As soon as we began ascending Wyoming’s Hoback Peak, black clouds appeared on the horizon. My family had only been camping for several days, but I’d come to expect the sky’s mid-afternoon mutation. The problem was, our guide had us climbing the region’s highest ridge, not traversing lower ground as we had on prior days when thunderstorms were a near-certainty. Every step up the mountain amplified our distance from clusters of trees, whose towering crowns and fallen trunks offered protection from direct and ground lightning.

“Should we turn back?” I asked my father. My lone ally on this treacherous vacation (our first and last llama trek) shrugged, “Not unless Loren pipes up.”

From the moment I met him, our guide Loren reminded me of a juvenile golden retriever refusing to be trained. His boundless energy betrayed naïveté, or was it something else?

We continued hiking upward. The higher we climbed, the closer we came to those ominous clouds, now enveloping the sky.

I was only fourteen—and a wispy sliver of a girl—but I never let age nor size get in my way. “Loren,” I shouted, “The storm’s coming. Shouldn’t we go back now?”

He paused for a moment, sniffing the charged air, and responded, “We’ll be fine. It’s not heading our way. Onward and upward!”

Within minutes rain began to fall, morphing into hail as lightning struck the apex of a nearby mountain, an alarming reminder that we trekked vulnerable terrain. Entirely exposed and the tallest objects in sight, we’d become mobile lightning rods.

To find cover, we needed to make our way to higher or lower ground, and I ascended more slowly than the others. In a pinch, they might be able to scramble to safe cover, but what if I couldn’t keep up?

The storm quickly escalated, and I knew that I had to descend even if it meant traveling alone.

“Loren,” I yelled into the wind, “Can we please turn around now?” to which he answered, “We have to get to higher ground to find cover. Follow me, everyone, and hurry!”

My mother and brother rushed after him. I tugged at my father’s shirt, begging him to retreat with me, and he acquiesced.

Without discussing the consequences, he relayed our decision to the rest of the group, urging everyone to join us, but Loren insisted that anyone able to continue to follow him to elevated turf, to more expansive tree cover than what we’d find below.

I’d already lowered myself to the ground, preparing to inch downhill like a crab. My dad rebuked then joined me. Two slithering bodies covered in mud, we ignored the painstaking switchbacks plodded the previous hour, reaching a nest of trees within minutes. We removed our packs and perched atop hefty logs; thunder, lightning, and behemoth hailstones raging all around us.

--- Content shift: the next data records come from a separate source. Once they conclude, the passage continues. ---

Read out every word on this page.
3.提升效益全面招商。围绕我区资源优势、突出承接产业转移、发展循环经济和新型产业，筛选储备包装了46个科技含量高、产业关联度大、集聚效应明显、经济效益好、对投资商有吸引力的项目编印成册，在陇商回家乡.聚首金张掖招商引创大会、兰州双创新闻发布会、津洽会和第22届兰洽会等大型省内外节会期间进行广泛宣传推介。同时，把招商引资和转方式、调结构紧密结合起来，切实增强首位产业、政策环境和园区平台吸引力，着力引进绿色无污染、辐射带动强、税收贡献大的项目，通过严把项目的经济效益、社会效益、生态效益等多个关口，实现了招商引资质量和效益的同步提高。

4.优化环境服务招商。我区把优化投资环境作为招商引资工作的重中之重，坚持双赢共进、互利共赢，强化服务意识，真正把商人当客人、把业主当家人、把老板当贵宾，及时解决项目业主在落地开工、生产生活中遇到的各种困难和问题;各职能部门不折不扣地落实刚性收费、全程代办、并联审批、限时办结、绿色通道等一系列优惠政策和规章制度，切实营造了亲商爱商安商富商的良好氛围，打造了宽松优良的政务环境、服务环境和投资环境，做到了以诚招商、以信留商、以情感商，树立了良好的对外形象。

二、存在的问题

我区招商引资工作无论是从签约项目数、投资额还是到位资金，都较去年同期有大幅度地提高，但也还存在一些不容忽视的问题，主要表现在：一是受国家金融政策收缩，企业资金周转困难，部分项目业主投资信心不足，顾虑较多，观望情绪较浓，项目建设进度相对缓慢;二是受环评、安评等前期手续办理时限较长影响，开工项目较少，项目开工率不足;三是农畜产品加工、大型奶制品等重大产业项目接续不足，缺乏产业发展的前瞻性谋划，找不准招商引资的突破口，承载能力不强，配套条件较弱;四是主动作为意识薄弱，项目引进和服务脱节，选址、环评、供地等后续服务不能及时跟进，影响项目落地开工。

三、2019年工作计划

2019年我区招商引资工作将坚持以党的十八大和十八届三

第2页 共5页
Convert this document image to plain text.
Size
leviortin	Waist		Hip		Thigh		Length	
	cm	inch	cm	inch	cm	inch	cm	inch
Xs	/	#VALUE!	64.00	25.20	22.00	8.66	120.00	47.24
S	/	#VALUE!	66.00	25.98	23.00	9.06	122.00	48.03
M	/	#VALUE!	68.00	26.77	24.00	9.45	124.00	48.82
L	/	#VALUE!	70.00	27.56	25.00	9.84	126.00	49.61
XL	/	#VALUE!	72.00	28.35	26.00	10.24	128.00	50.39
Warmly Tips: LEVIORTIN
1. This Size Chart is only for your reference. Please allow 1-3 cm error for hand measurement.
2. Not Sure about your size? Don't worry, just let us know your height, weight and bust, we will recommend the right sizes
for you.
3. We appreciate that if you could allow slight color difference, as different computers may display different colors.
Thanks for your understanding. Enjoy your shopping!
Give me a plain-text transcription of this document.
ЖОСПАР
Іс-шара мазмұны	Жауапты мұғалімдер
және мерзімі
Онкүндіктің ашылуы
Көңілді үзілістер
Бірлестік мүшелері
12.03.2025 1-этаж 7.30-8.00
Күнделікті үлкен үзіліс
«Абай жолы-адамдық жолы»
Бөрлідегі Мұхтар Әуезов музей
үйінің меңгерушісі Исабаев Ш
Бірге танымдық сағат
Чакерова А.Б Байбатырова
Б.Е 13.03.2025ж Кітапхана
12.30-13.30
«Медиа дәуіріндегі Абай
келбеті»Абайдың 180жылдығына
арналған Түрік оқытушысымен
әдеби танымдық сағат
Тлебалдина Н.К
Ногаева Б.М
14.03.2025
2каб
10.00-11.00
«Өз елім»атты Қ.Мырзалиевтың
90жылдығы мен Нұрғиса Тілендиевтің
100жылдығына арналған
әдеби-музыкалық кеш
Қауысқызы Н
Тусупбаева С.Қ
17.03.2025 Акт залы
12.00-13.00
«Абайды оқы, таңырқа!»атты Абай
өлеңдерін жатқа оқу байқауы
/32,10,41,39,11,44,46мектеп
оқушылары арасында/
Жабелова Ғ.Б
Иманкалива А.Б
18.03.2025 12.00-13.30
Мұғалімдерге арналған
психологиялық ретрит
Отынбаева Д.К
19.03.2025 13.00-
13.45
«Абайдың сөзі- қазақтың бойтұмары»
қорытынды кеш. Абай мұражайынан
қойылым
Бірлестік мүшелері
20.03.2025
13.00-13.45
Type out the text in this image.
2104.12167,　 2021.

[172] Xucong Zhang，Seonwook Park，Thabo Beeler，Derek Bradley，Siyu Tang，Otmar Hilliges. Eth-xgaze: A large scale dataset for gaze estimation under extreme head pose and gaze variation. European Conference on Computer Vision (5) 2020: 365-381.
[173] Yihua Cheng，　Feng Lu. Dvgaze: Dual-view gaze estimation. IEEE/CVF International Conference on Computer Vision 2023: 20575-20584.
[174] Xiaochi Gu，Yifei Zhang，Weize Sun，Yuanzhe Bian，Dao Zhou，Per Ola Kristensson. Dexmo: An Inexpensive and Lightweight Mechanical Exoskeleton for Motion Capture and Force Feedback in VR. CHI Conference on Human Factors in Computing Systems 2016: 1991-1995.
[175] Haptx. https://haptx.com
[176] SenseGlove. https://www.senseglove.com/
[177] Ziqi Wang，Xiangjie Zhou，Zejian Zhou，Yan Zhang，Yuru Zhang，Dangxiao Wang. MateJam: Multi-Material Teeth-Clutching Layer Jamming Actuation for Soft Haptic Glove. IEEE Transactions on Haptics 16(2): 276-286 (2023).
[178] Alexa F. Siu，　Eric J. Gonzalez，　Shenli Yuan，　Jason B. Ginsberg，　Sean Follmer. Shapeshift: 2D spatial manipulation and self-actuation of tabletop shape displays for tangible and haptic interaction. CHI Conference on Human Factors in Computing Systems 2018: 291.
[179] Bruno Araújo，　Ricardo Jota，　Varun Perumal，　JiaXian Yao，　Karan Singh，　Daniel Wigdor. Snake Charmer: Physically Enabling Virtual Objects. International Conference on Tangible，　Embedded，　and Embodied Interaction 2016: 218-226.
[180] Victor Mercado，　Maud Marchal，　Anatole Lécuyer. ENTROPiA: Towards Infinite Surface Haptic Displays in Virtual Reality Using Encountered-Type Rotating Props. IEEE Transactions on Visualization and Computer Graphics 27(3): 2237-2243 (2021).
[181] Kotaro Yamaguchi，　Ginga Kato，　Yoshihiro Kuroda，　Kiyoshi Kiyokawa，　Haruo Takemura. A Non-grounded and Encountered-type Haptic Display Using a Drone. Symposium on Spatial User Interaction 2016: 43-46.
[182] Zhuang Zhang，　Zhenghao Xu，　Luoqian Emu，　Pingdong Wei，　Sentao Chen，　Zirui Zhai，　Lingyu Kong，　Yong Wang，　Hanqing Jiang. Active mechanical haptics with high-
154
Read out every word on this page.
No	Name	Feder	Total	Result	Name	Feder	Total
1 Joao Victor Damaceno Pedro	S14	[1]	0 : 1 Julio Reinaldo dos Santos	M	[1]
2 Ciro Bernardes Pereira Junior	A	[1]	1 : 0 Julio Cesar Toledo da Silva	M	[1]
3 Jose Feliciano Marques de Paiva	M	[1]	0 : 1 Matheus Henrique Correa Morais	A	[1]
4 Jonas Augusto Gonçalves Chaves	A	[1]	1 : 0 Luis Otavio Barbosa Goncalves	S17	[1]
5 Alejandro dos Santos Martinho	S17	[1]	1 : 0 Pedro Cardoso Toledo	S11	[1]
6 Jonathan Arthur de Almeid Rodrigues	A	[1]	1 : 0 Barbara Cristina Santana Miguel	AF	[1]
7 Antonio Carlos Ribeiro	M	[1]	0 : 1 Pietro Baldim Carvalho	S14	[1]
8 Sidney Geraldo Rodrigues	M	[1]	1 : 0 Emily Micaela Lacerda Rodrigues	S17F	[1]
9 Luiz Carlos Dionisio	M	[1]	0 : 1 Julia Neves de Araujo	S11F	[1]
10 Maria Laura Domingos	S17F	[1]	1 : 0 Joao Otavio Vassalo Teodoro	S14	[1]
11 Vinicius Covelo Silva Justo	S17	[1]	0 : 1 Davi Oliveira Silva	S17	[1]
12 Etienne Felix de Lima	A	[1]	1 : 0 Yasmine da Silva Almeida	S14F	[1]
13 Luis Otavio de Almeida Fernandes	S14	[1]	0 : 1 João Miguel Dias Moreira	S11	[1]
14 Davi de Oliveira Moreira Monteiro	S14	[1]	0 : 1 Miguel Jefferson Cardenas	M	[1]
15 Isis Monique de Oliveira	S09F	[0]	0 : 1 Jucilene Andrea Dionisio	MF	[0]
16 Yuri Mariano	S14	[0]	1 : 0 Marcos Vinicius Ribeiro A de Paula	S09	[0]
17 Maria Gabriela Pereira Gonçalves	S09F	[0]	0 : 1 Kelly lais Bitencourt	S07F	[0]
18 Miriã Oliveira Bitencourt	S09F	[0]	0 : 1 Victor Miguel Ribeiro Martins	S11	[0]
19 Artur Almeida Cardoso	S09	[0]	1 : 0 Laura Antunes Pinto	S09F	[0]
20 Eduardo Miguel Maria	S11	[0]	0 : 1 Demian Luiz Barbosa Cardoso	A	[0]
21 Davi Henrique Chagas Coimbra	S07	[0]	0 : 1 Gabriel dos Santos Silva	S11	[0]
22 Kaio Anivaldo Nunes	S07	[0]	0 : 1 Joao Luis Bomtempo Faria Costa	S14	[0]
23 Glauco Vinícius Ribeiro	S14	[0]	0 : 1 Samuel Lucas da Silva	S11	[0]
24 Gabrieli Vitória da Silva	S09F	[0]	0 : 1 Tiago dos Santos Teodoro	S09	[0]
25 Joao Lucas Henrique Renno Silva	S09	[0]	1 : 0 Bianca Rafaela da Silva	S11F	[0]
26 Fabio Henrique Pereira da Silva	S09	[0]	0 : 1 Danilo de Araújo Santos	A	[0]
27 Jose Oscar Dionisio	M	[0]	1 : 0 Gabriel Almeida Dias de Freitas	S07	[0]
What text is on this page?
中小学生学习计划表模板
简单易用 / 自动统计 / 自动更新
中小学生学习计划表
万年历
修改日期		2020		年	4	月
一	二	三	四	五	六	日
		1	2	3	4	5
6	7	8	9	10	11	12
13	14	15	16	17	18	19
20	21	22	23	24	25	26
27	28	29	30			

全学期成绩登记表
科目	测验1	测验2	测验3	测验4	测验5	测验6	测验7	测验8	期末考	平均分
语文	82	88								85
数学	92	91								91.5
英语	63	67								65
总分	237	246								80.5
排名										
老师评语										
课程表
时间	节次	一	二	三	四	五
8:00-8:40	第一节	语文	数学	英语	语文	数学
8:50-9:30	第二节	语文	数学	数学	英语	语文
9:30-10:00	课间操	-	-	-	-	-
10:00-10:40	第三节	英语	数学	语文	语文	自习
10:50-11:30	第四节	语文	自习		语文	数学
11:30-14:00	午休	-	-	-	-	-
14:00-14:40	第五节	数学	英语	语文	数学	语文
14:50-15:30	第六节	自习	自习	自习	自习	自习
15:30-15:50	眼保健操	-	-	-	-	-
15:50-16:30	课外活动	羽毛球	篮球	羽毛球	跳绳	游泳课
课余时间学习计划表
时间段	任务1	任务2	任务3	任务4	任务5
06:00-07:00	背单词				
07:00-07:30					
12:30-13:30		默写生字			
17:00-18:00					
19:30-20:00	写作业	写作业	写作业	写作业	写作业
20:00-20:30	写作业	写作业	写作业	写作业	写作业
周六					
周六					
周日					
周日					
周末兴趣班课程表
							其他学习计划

Then we held hands and prayed and waited for the storm to pass.

When it did, my father and I emerged to altered terrain. Tromping across icy slush, we spent a seeming eternity looking for camp. The llamas, our packhorses for the week, had scattered, and our tents were blown over, their contents dispersed like bits of city garbage.

We located the jittery animals and tied them to nearby trees before setting to work on our tents. These tasks afforded a momentary distraction from nagging questions: Were the others safe? Had we made the right decision? When would they come back, and what if they didn’t?

Suddenly, movement on the horizon. My Dad and I jogged up the banks of a mild ridge, peering into a vast post-storm haze. “Mom! Jeff!” I shrieked.

They shouted back, but with their calls came the distinct sound of laughter.

“It was no big deal,” Loren bragged minutes later as he wrenched off his jacket and mud-soaked boots, “We found cover in no time. You should’ve stuck with us.”

At the time, he seemed to be posturing—saving face—but over the years, my perception shifted: I no longer see doubt on Loren’s face. The man wasn’t merely a risk-taker—he was arrogant. He stared directly into the eye of a storm as though he were its equal match, as though his survival that day made him stronger than nature itself.